(WASHINGTON) -- House Republicans passed a bill earlier this year to address skyrocketing student loan rates, called The Smarter Solutions for Students Act. But with rates doubling this month, and the House criticizing their Democrat colleagues for inaction on the matter, a showdown is brewing on Capitol Hill.
The GOP says the House bill is "consistent" with an idea President Obama first proposed in his budget request: tying the 10-year Treasury note, along with a 2.5 percent "add on," to the student loan rates.
The House and Senate were in recess last week, when rates for future federally subsidized Stafford student loans doubled on July 1 from 3.4 percent to 6.8 percent.
Now that both chambers are back in session, the debate has resumed full throttle.
While Republicans believe they have backed House and Senate Democrats into a corner on student loans, Senate Democrats returned to the Capitol on Monday unrelenting in their claim that House Speaker John Boehner is really to blame for the standoff.
"The House legislation is worse for students than doing nothing at all," Senate Majority Leader Harry Reid said during a floor speech as the upper chamber reconvened, criticizing Boehner for his insistence on bringing legislation to the House floor only if it is backed by a majority of House Republicans.
"To find a responsible solution to the student loan issue -- and every other major issue facing this Congress -- the Speaker should work with his Democratic colleagues instead of against them," said Reid, D-Nev.
Escalating the showdown, the Senate has scheduled a vote for Wednesday on a one-year student loan fix.

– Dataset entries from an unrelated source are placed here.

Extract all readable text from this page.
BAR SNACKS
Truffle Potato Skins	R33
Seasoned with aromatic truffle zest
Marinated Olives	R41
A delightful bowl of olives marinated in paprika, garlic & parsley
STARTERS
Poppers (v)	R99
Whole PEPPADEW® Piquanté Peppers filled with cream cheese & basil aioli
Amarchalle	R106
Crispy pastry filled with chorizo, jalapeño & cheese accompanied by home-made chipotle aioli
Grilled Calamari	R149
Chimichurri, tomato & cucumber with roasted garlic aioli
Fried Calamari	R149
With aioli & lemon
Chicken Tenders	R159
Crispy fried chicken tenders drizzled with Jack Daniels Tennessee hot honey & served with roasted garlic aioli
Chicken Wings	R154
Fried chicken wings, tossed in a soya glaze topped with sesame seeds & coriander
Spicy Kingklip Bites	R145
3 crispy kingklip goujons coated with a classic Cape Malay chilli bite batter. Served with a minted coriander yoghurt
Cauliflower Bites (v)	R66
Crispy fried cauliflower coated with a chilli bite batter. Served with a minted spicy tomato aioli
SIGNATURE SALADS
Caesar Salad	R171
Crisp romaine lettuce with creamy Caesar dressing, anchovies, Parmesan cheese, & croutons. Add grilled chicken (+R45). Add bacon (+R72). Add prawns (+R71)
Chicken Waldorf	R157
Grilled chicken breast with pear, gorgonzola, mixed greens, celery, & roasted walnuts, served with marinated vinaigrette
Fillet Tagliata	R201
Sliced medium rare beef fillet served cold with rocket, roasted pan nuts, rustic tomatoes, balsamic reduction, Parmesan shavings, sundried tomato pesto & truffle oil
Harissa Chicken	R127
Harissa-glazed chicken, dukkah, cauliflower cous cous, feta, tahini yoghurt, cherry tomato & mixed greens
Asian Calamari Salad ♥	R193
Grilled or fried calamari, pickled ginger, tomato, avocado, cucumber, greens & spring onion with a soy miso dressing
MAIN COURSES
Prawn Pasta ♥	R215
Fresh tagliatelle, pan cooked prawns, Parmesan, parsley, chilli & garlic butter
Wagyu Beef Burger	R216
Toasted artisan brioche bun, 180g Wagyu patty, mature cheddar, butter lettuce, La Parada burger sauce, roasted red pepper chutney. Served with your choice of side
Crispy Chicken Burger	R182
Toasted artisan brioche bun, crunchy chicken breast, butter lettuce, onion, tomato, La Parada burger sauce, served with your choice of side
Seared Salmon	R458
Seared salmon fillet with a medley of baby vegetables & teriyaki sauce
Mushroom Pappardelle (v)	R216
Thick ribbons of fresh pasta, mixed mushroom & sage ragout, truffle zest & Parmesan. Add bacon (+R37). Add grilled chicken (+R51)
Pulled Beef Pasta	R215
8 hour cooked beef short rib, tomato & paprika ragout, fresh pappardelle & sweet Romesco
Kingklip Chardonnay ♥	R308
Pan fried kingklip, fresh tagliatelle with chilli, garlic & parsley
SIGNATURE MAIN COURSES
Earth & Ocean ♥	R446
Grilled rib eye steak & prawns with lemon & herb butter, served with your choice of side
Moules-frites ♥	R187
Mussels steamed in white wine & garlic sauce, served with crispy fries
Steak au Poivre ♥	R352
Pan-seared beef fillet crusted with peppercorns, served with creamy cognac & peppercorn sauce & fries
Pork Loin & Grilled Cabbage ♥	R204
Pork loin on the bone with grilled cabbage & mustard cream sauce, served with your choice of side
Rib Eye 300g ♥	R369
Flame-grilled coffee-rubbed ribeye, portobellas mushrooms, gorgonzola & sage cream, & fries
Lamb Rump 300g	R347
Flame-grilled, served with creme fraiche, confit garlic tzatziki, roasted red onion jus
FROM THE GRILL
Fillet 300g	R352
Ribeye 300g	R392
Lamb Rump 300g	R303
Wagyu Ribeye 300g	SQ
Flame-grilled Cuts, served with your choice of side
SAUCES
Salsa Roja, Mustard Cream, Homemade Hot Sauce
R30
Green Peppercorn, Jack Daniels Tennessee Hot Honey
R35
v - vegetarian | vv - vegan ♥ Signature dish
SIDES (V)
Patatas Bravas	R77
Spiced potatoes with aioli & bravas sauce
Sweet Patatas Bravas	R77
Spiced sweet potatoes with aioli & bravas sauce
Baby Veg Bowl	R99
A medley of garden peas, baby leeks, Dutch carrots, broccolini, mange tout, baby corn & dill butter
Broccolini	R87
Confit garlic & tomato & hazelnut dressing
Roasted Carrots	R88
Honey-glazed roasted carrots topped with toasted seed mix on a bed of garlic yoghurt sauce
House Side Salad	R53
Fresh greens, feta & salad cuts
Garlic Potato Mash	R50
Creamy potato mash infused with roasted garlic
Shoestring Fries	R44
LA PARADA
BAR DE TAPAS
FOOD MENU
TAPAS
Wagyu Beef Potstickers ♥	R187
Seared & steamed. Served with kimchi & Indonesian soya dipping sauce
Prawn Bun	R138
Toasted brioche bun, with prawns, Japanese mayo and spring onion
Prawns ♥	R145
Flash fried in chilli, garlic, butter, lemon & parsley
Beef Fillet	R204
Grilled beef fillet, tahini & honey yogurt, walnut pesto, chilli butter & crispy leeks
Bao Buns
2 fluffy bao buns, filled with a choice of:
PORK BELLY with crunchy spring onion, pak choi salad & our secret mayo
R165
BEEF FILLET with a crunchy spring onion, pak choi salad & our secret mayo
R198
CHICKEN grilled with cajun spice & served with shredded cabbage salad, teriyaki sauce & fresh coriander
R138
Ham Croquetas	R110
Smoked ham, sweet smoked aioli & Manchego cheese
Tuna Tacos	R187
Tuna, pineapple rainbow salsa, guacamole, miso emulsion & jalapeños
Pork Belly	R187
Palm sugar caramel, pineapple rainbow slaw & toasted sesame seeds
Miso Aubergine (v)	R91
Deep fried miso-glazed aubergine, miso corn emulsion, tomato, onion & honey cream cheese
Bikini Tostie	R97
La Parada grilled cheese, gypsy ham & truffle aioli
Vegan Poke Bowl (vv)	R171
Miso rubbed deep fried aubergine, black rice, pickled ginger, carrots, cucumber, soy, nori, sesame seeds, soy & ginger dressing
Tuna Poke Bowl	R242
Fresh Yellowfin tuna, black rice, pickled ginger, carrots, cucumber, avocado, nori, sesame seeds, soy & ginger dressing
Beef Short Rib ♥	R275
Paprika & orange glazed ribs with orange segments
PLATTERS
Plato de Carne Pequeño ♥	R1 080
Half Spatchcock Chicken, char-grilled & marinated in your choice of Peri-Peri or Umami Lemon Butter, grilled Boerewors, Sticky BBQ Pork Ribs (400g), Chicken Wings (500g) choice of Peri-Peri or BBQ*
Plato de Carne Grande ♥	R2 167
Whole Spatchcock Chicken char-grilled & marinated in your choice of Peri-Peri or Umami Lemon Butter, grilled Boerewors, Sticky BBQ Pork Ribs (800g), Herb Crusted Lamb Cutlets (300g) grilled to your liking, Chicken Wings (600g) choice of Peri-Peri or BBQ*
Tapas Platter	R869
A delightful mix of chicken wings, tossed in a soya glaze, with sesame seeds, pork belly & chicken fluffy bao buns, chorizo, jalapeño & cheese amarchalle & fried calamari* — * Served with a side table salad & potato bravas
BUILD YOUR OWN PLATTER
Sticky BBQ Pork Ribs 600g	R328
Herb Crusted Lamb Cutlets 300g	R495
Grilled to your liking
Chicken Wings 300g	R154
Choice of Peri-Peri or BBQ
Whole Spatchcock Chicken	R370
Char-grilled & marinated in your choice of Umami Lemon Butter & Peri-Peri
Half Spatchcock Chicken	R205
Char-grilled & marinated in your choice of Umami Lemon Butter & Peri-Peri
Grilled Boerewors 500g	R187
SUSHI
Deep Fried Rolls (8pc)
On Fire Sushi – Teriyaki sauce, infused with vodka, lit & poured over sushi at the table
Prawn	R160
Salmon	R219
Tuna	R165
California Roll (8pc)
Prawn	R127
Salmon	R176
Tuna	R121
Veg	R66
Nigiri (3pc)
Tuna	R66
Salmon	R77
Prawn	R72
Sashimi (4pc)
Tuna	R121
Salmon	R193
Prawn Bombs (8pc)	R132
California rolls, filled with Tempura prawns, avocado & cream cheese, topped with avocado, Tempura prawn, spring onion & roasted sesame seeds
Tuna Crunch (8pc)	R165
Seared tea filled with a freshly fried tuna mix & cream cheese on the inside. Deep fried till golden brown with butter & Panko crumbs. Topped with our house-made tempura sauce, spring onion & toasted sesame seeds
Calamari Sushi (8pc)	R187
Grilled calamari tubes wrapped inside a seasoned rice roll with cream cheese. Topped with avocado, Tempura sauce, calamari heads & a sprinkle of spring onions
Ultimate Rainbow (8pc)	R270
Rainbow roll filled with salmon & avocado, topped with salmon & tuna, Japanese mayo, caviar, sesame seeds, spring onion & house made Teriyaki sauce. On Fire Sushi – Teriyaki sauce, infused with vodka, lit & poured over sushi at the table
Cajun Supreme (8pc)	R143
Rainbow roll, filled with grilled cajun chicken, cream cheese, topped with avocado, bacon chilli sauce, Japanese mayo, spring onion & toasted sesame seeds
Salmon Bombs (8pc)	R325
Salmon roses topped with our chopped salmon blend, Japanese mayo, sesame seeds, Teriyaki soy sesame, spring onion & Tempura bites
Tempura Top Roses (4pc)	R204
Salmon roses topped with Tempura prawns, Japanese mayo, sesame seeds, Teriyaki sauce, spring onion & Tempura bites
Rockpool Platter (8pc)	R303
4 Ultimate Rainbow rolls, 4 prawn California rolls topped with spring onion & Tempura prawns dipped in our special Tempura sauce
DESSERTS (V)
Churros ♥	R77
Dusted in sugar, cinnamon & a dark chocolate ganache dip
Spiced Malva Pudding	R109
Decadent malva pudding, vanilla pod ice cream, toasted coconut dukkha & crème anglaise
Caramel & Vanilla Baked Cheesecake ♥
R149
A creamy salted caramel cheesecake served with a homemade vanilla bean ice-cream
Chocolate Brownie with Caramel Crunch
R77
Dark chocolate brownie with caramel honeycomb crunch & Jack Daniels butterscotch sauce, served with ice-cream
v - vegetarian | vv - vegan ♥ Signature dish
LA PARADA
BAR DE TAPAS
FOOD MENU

Reid Monday pushed forward a Democrat bill to keep the rates at 3.4 percent, applying the fix retroactively to any loans made between July 1, 2013 and June 30, 2014.

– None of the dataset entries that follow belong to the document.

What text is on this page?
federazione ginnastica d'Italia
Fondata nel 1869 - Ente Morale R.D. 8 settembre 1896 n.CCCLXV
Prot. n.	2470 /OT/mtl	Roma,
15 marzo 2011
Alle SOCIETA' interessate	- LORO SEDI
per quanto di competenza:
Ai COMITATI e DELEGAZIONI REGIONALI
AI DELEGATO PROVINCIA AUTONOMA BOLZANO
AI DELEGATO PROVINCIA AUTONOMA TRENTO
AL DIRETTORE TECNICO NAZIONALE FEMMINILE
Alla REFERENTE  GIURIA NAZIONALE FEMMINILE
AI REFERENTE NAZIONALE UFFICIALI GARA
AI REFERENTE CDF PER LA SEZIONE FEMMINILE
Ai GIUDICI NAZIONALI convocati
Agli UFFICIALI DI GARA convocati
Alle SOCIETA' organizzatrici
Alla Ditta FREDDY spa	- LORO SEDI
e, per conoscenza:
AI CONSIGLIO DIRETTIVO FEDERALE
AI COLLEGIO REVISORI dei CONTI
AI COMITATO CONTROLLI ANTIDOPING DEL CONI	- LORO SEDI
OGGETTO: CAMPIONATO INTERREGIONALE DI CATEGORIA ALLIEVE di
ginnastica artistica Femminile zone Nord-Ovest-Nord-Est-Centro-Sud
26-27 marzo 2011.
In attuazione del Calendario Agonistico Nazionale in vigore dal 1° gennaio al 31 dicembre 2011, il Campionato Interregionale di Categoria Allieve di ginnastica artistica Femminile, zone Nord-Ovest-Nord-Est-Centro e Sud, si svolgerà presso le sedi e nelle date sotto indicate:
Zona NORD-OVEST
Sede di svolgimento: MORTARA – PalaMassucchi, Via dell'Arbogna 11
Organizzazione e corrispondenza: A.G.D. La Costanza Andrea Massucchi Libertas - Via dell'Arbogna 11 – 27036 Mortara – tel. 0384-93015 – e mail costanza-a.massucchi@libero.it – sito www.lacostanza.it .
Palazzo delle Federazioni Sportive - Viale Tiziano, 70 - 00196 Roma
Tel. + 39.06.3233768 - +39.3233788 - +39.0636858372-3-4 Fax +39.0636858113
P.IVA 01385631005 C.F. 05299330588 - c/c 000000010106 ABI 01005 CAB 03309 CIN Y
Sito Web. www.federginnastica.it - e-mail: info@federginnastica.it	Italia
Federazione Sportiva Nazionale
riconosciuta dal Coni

The bill is scheduled to face a procedural vote on Wednesday, needing 60 votes to advance.
The House bill would have the student loan rates fluctuate with the market throughout the life of the loan, an element most Democrats principally oppose.

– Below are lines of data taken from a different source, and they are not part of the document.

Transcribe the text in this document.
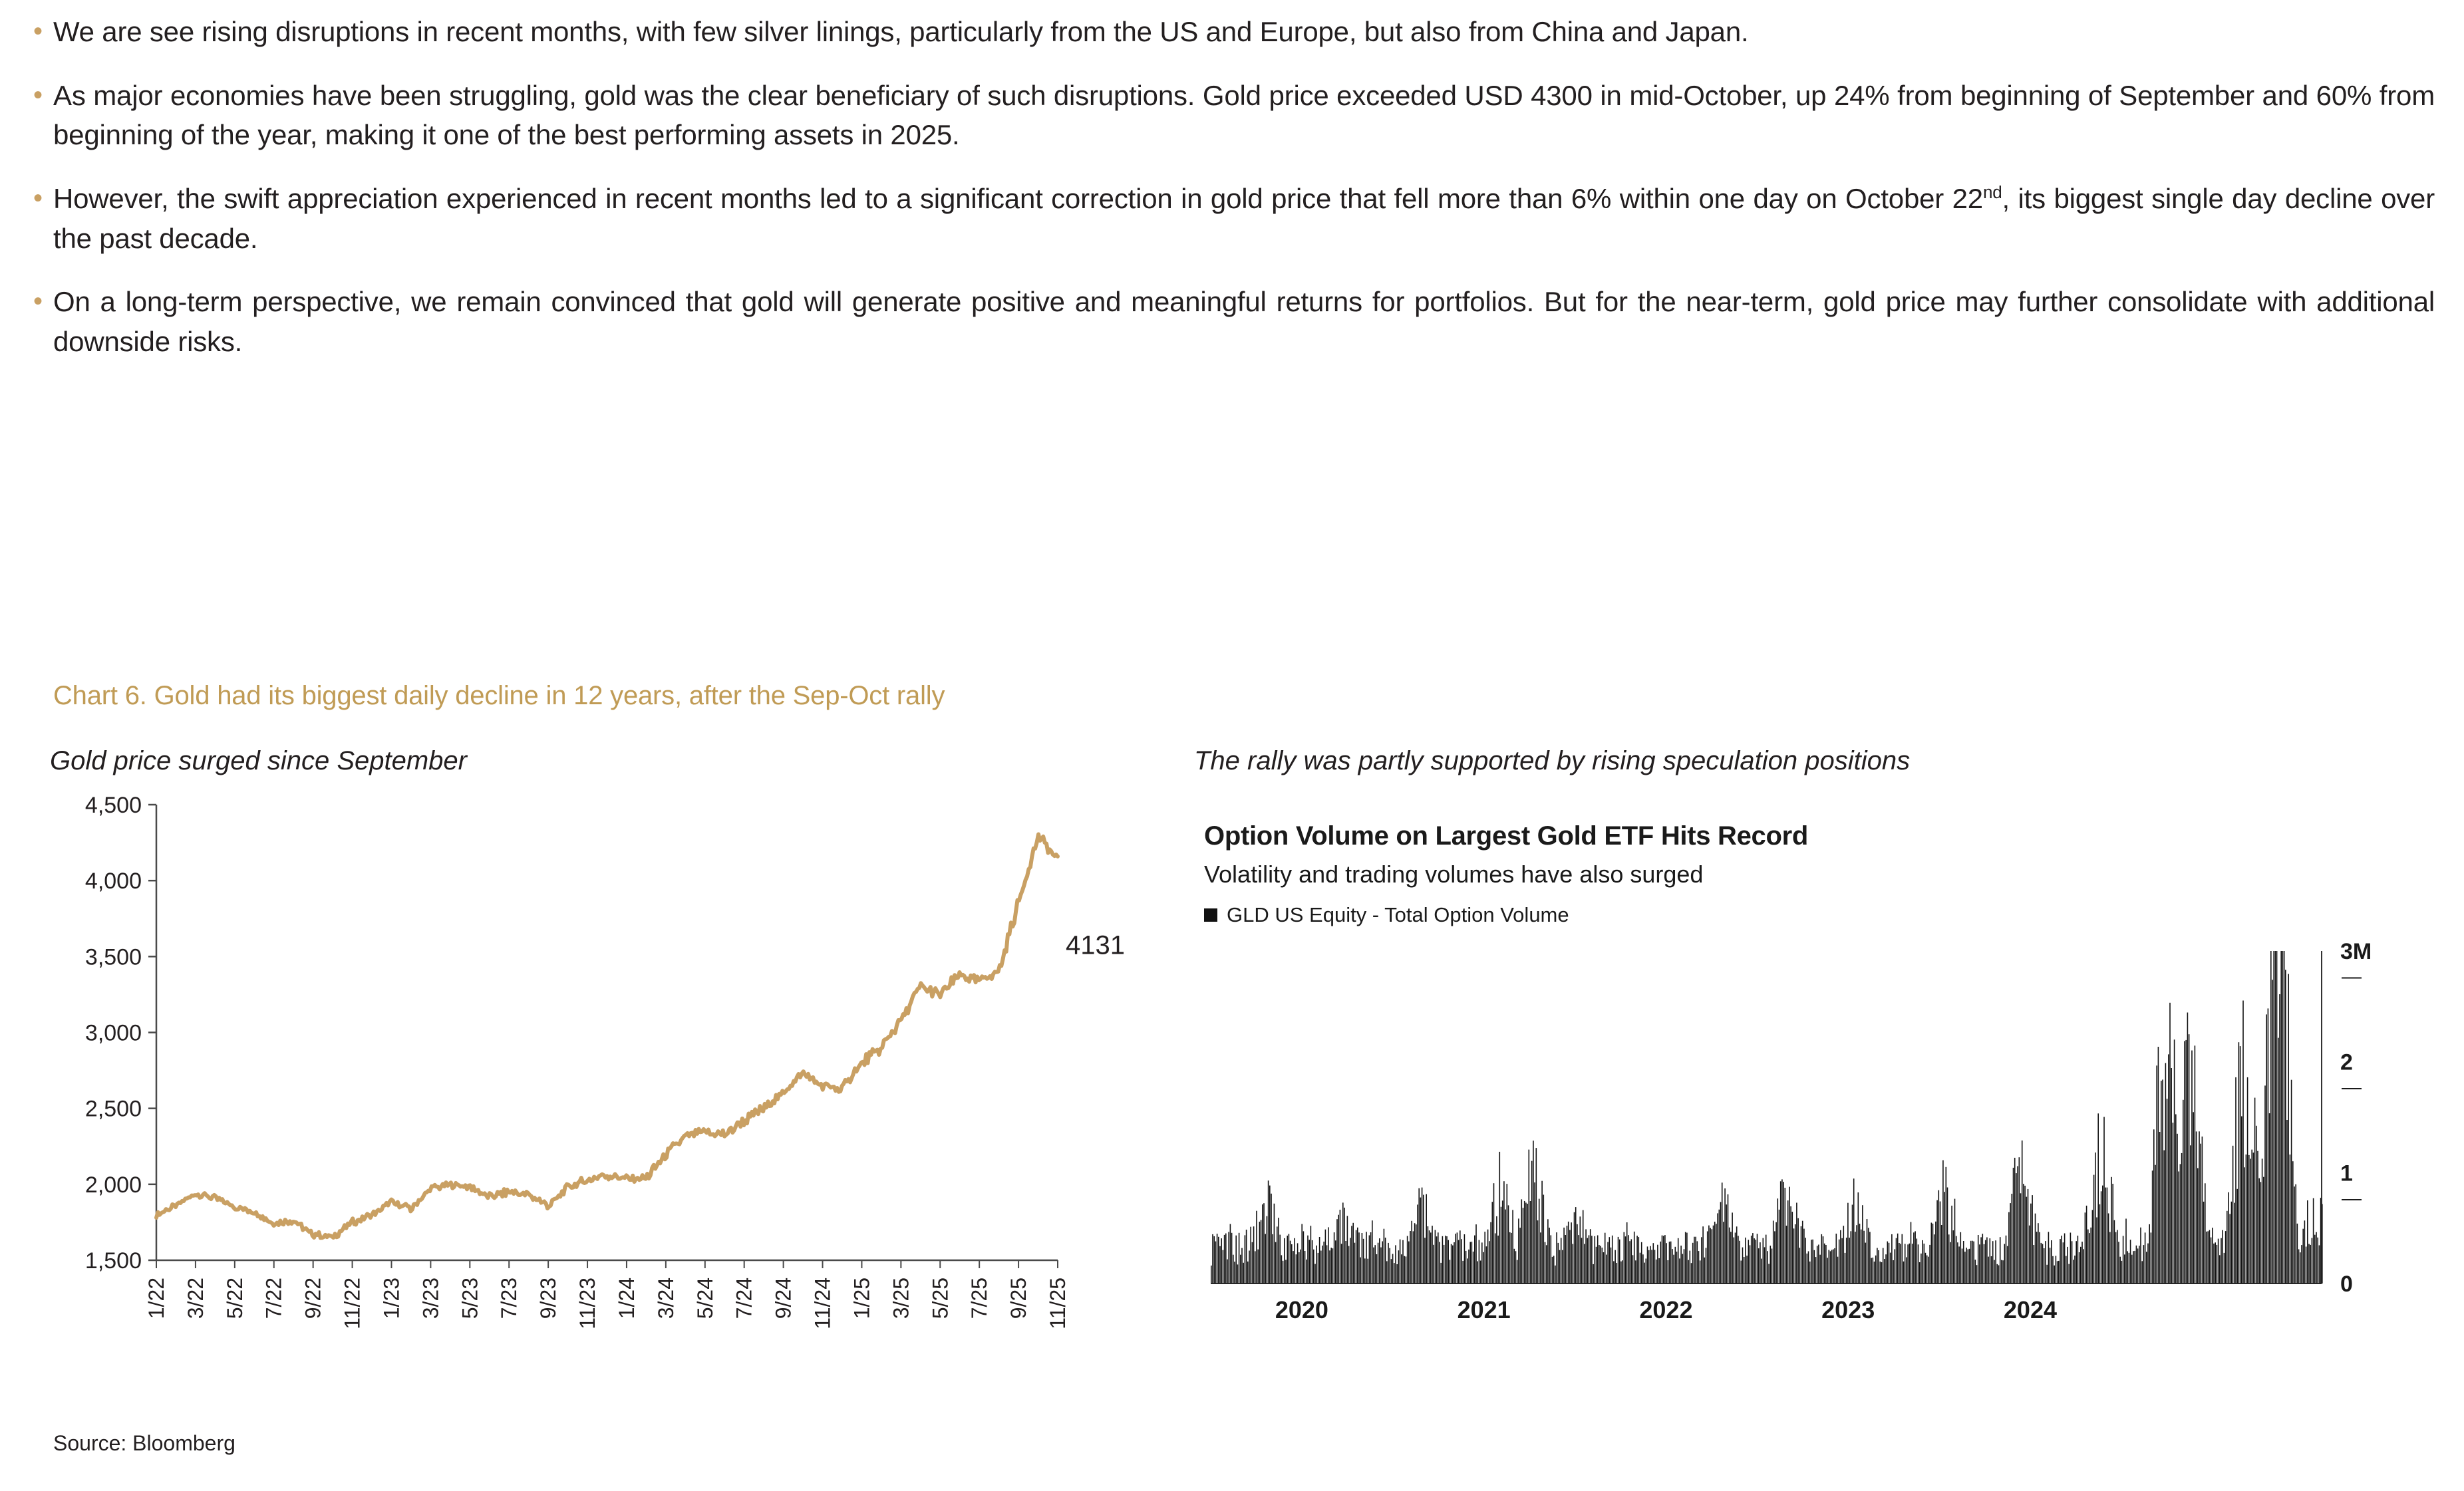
• We are see rising disruptions in recent months, with few silver linings, particularly from the US and Europe, but also from China and Japan.
• As major economies have been struggling, gold was the clear beneficiary of such disruptions. Gold price exceeded USD 4300 in mid-October, up 24% from beginning of September and 60% from beginning of the year, making it one of the best performing assets in 2025.
• However, the swift appreciation experienced in recent months led to a significant correction in gold price that fell more than 6% within one day on October 22nd, its biggest single day decline over the past decade.
• On a long-term perspective, we remain convinced that gold will generate positive and meaningful returns for portfolios. But for the near-term, gold price may further consolidate with additional downside risks.
Chart 6. Gold had its biggest daily decline in 12 years, after the Sep-Oct rally
Gold price surged since September	The rally was partly supported by rising speculation positions
1,500
2,000
2,500
3,000
3,500
4,000
4,500
1/22 3/22 5/22 7/22 9/22 11/22 1/23 3/23 5/23 7/23 9/23 11/23 1/24 3/24 5/24 7/24 9/24 11/24 1/25 3/25 5/25 7/25 9/25 11/25
4131
Option Volume on Largest Gold ETF Hits Record
Volatility and trading volumes have also surged
GLD US Equity - Total Option Volume
0
1
—
2
—
3M
—
2020	2021	2022	2023	2024
Source: Bloomberg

This year, a market interest rate would soften the blow of the current law by setting the rate at 4.4 percent. That rate is generated through a formula that includes the current forecast of the 10-year Treasury Note at 1.9 percent, plus the "add on" of 2.5 percent.
PLUS loans, which are for graduate students and parents of undergrads, would have an "add on" of 4.5 percent.
Before jetting back home for parades and BBQs, a bipartisan group of senators were on the verge of a compromise that would have enacted a remedy tied to market interest rates. That deal, however, was not supported by the Senate Democratic leadership and collapsed almost as quickly as it came to light.
On Monday, Boehner pointed at, "divisions among the president and his own party" as the cause for "the current impasse."
"We need the president to lead and help bring Senate Democratic leaders along to resolve this issue," Boehner, R-Ohio, wrote in a statement today. "Republicans have acted. We've done our job, it's time for the president and his party to do their job."
House Republicans held an event Monday afternoon with up to 100 students to pressure the president and Senate Democrats to pass legislation in the upper chamber.
White House Press Secretary Jay Carney told reporters Monday that the White House is willing to work with Congress, but said "there's a solution available here that keeps with the president's principles."
"There is a way to do this that's retroactive so that students are spared from having their rates double," Carney said. "We need to do it in a way that students are guaranteed a low rate and that -- and so that they're not overcharged in order to pay down the deficit. Our views on that are clear.
"We expect and hope that Congress will fix this problem quickly," he said. "We believe that it can be done. The differences are not that significant."
The House passed its plan, H.R. 1911, on May 23, down mostly partisan lines. Just four House Democrats -- Reps. Joe Garcia, Dan Maffei, Scott Peters and Jared Polis -- supported the measure.
House Minority Leader Nancy Pelosi said Republicans "refused to act to keep interest rates low" and said they "are more interested in finding someone to blame than in seeking a solution."
"Democrats are ready and eager to resolve this crisis and work across the aisle to restore the lower interest rates and ensure college remains in reach for millions of Americans," Pelosi said. "For the sake of a stronger economy, middle class, and future, Republicans should work with us to put more young people back in the classroom."
While rates have already doubled, students can safely presume that a potential agreement will likely be retroactive to July 1 and would almost certainly scale back the harsh increases spelled out in current law.